Histoire du bâtiment. De l'exposition universelle à la "colline" des musées. Reconnu par certains comme le monument majeur des années trente à Paris, le palais de Chaillot est à l'echelle de la capitale, plus que le simple témoignage d'une époque, il marque de son empreinte monumentale, la grande composition urbaine et topographique de Paris.

Entre les deux guerres mondiales sa réalisation a rencontré et subi difficultés, hésitations, errements, opacité et polémiques dans sa programmation, sa commande et son élaboration. La mise en scène magistrale à laquelle les architectes Carlu, Boileau et Azéma ont abouti, n’en est que plus remarquable et méritoire. Dans la perspective de l’exposition internationale programmée en 1937, par mesures d’économies, on envisageait de réutiliser le Palais du Trocadéro, construit par l’architecte Davioud pour l’exposition de 1878, après l’avoir soumis à un “camouflage” extérieur et à des transformations internes.

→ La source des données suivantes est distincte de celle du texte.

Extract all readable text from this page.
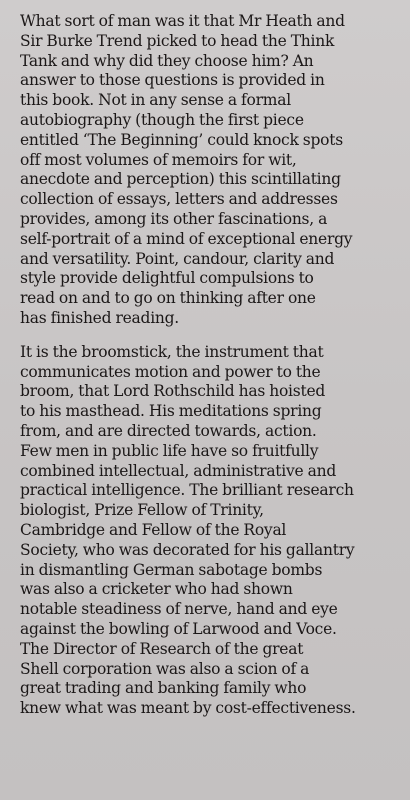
What sort of man was it that Mr Heath and
Sir Burke Trend picked to head the Think
Tank and why did they choose him? An
answer to those questions is provided in
this book. Not in any sense a formal
autobiography (though the first piece
entitled ‘The Beginning’ could knock spots
off most volumes of memoirs for wit,
anecdote and perception) this scintillating
collection of essays, letters and addresses
provides, among its other fascinations, a
self-portrait of a mind of exceptional energy
and versatility. Point, candour, clarity and
style provide delightful compulsions to
read on and to go on thinking after one
has finished reading.

It is the broomstick, the instrument that
communicates motion and power to the
broom, that Lord Rothschild has hoisted
to his masthead. His meditations spring
from, and are directed towards, action.
Few men in public life have so fruitfully
combined intellectual, administrative and
practical intelligence. The brilliant research
biologist, Prize Fellow of Trinity,
Cambridge and Fellow of the Royal
Society, who was decorated for his gallantry
in dismantling German sabotage bombs
was also a cricketer who had shown
notable steadiness of nerve, hand and eye
against the bowling of Larwood and Voce.
The Director of Research of the great
Shell corporation was also a scion of a
great trading and banking family who
knew what was meant by cost-effectiveness.
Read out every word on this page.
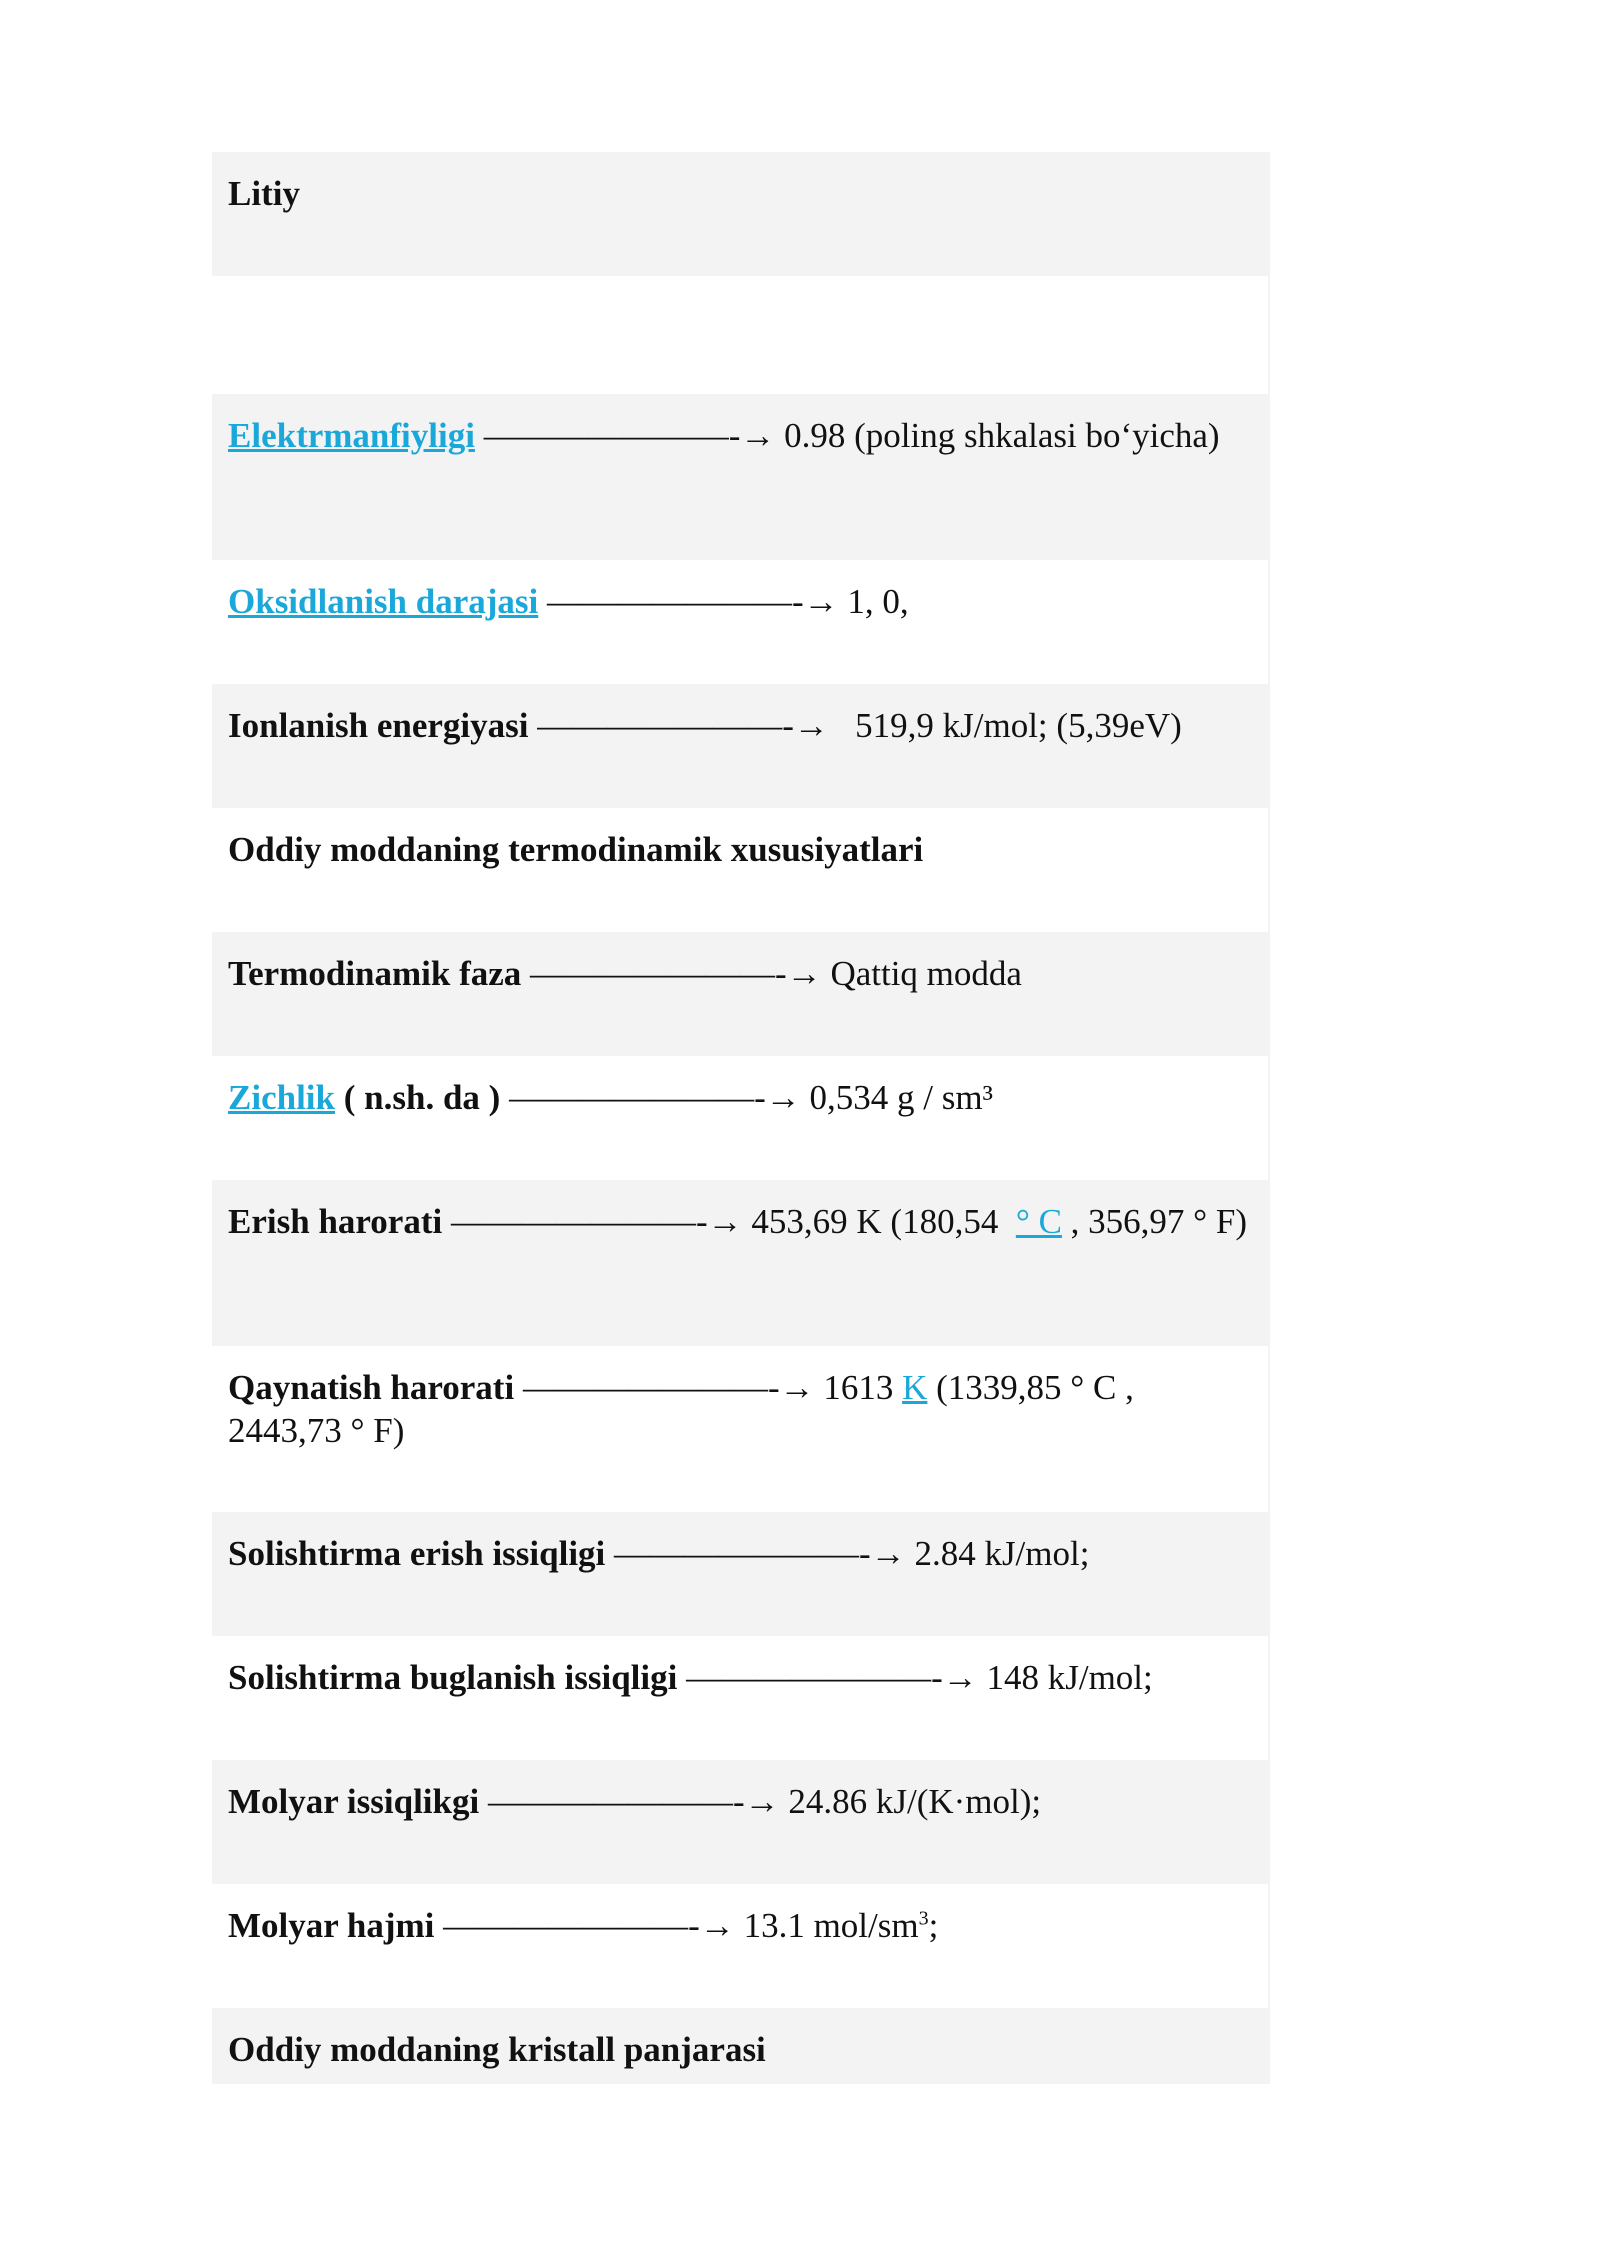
Litiy
Elektrmanfiyligi ———————-→ 0.98 (poling shkalasi bo‘yicha)
Oksidlanish darajasi ———————-→ 1, 0,
Ionlanish energiyasi ———————-→ 519,9 kJ/mol; (5,39eV)
Oddiy moddaning termodinamik xususiyatlari
Termodinamik faza ———————-→ Qattiq modda
Zichlik ( n.sh. da ) ———————-→ 0,534 g / sm³
Erish harorati ———————-→ 453,69 K (180,54 ° C , 356,97 ° F)
Qaynatish harorati ———————-→ 1613 K (1339,85 ° C , 2443,73 ° F)
Solishtirma erish issiqligi ———————-→ 2.84 kJ/mol;
Solishtirma buglanish issiqligi ———————-→ 148 kJ/mol;
Molyar issiqlikgi ———————-→ 24.86 kJ/(K·mol);
Molyar hajmi ———————-→ 13.1 mol/$sm^3$;
Oddiy moddaning kristall panjarasi
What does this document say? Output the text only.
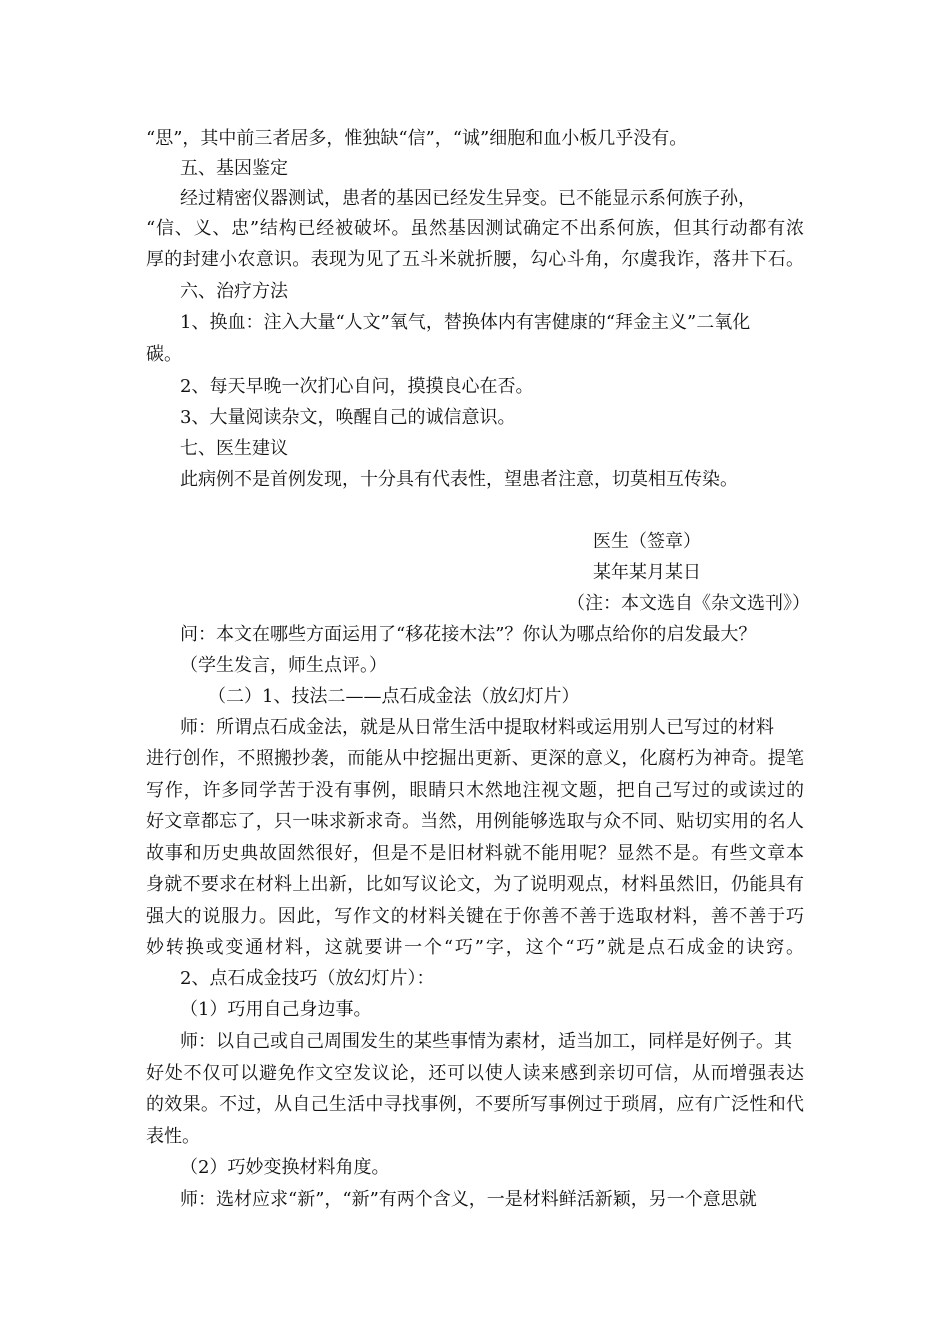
“思”，其中前三者居多，惟独缺“信”，“诚”细胞和血小板几乎没有。
五、基因鉴定
经过精密仪器测试，患者的基因已经发生异变。已不能显示系何族子孙，
“信、义、忠”结构已经被破坏。虽然基因测试确定不出系何族，但其行动都有浓
厚的封建小农意识。表现为见了五斗米就折腰，勾心斗角，尔虞我诈，落井下石。
六、治疗方法
1、换血：注入大量“人文”氧气，替换体内有害健康的“拜金主义”二氧化
碳。
2、每天早晚一次扪心自问，摸摸良心在否。
3、大量阅读杂文，唤醒自己的诚信意识。
七、医生建议
此病例不是首例发现，十分具有代表性，望患者注意，切莫相互传染。
医生（签章）
某年某月某日
（注：本文选自《杂文选刊》）
问：本文在哪些方面运用了“移花接木法”？你认为哪点给你的启发最大？
（学生发言，师生点评。）
（二）1、技法二——点石成金法（放幻灯片）
师：所谓点石成金法，就是从日常生活中提取材料或运用别人已写过的材料
进行创作，不照搬抄袭，而能从中挖掘出更新、更深的意义，化腐朽为神奇。提笔
写作，许多同学苦于没有事例，眼睛只木然地注视文题，把自己写过的或读过的
好文章都忘了，只一味求新求奇。当然，用例能够选取与众不同、贴切实用的名人
故事和历史典故固然很好，但是不是旧材料就不能用呢？显然不是。有些文章本
身就不要求在材料上出新，比如写议论文，为了说明观点，材料虽然旧，仍能具有
强大的说服力。因此，写作文的材料关键在于你善不善于选取材料，善不善于巧
妙转换或变通材料，这就要讲一个“巧”字，这个“巧”就是点石成金的诀窍。
2、点石成金技巧（放幻灯片）：
（1）巧用自己身边事。
师：以自己或自己周围发生的某些事情为素材，适当加工，同样是好例子。其
好处不仅可以避免作文空发议论，还可以使人读来感到亲切可信，从而增强表达
的效果。不过，从自己生活中寻找事例，不要所写事例过于琐屑，应有广泛性和代
表性。
（2）巧妙变换材料角度。
师：选材应求“新”，“新”有两个含义，一是材料鲜活新颖，另一个意思就
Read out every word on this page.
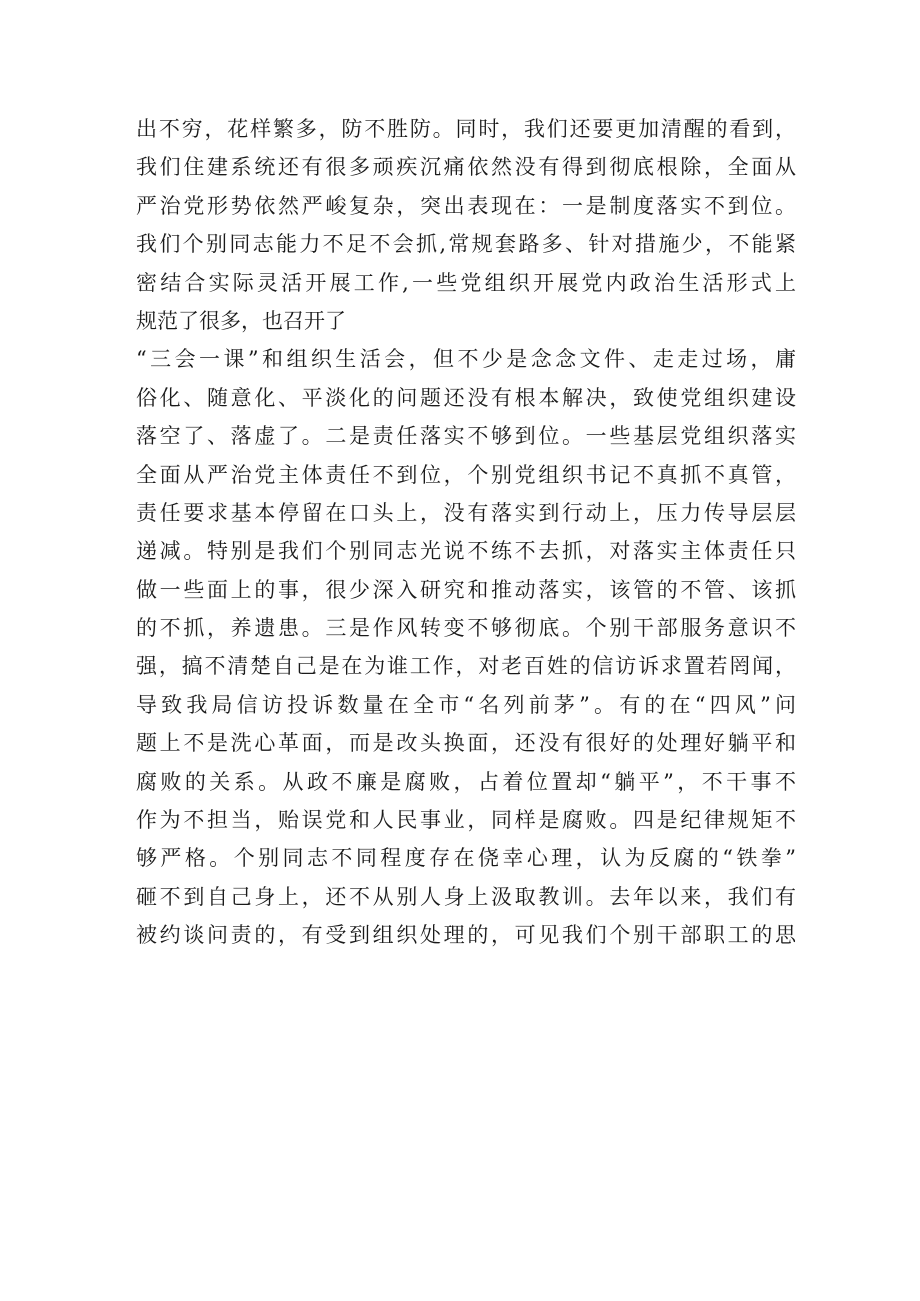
出不穷，花样繁多，防不胜防。同时，我们还要更加清醒的看到，
我们住建系统还有很多顽疾沉痛依然没有得到彻底根除，全面从
严治党形势依然严峻复杂，突出表现在：一是制度落实不到位。
我们个别同志能力不足不会抓,常规套路多、针对措施少，不能紧
密结合实际灵活开展工作,一些党组织开展党内政治生活形式上
规范了很多，也召开了
“三会一课”和组织生活会，但不少是念念文件、走走过场，庸
俗化、随意化、平淡化的问题还没有根本解决，致使党组织建设
落空了、落虚了。二是责任落实不够到位。一些基层党组织落实
全面从严治党主体责任不到位，个别党组织书记不真抓不真管，
责任要求基本停留在口头上，没有落实到行动上，压力传导层层
递减。特别是我们个别同志光说不练不去抓，对落实主体责任只
做一些面上的事，很少深入研究和推动落实，该管的不管、该抓
的不抓，养遗患。三是作风转变不够彻底。个别干部服务意识不
强，搞不清楚自己是在为谁工作，对老百姓的信访诉求置若罔闻，
导致我局信访投诉数量在全市“名列前茅”。有的在“四风”问
题上不是洗心革面，而是改头换面，还没有很好的处理好躺平和
腐败的关系。从政不廉是腐败，占着位置却“躺平”，不干事不
作为不担当，贻误党和人民事业，同样是腐败。四是纪律规矩不
够严格。个别同志不同程度存在侥幸心理，认为反腐的“铁拳”
砸不到自己身上，还不从别人身上汲取教训。去年以来，我们有
被约谈问责的，有受到组织处理的，可见我们个别干部职工的思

Ce bâtiment, implanté tout au long de la colline de Chaillot, surplombant la vallée de la Seine, est à l’époque considéré comme le témoin désuet du style éclectique fin de siècle. Il est composé d’une immense rotonde - dans l’axe du Champ de Mars - abritant une salle des fêtes de 5 000 places, flanquée de deux tours et de part et d’autre, symétriquement, de deux grandes ailes curvilignes. L’une située à l’Ouest abrite le Musée de l’Ethnologie ; l’autre, côté Est, est réservée au Musée de Sculpture comparée voulu par Viollet-le-Duc, au Musée Indochinois et aux ateliers de moulage des Musées Nationaux. Après de multiples péripéties, trois concours sont lancés en octobre 1934 : le premier pour le camouflage des façades, le second pour la transformation interne et le troisième pour l’édification d’une tour «signal» sur la place du Trocadéro.

L’équipe Carlu, Boileau et Azéma remporte une des huit mentions décernées au concours de camouflage. Carlu ayant été nommé architecte en chef du palais de Chaillot en janvier 1935, son équipe est retenue pour réaliser le projet. Très rapidement, par étapes et esquisses successives, les architectes vont faire évoluer le concept de camouflage vers celui d’une transformation de plus en plus audacieuse, jusqu’à faire disparaître l’élément central de l’ancien palais, pour y créer le vide, l’ouverture, qui fait contre-point à la tour Eiffel. Projet mûrement travaillé et réfléchi plutôt que fruit d’un geste architectural, le parti adopté n’en est pas moins volontaire, puissant et lumineux par sa justesse et sa simplicité. Le plan d’ensemble et la structure du vieux Palais sont préservés pour servir d’ancrage au projet définitif de la composition qui s’organise selon trois axes :
- La salle des fêtes et les tours sont rasées pour faire place au parvis sous lequel le nouveau théâtre est construit ;
- Les ailes sont doublées en largeur côté jardin afin d’accueillir l’ensemble des collections muséales ;
- Les volumes des pavillons placés aux extrémités des ailes sont amplifiés et plus particulièrement ceux flanquant le Parvis dans le but de fortifier la brèche.
Le parti de monumentalité est renforcé par l’emploi d’un vocabulaire architectural au classicisme moderne : façade rythmée de pilastres et de hautes baies vitrées, pavillons couronnés de massives corniches, monumentales volées d’escalier reliant les différents niveaux.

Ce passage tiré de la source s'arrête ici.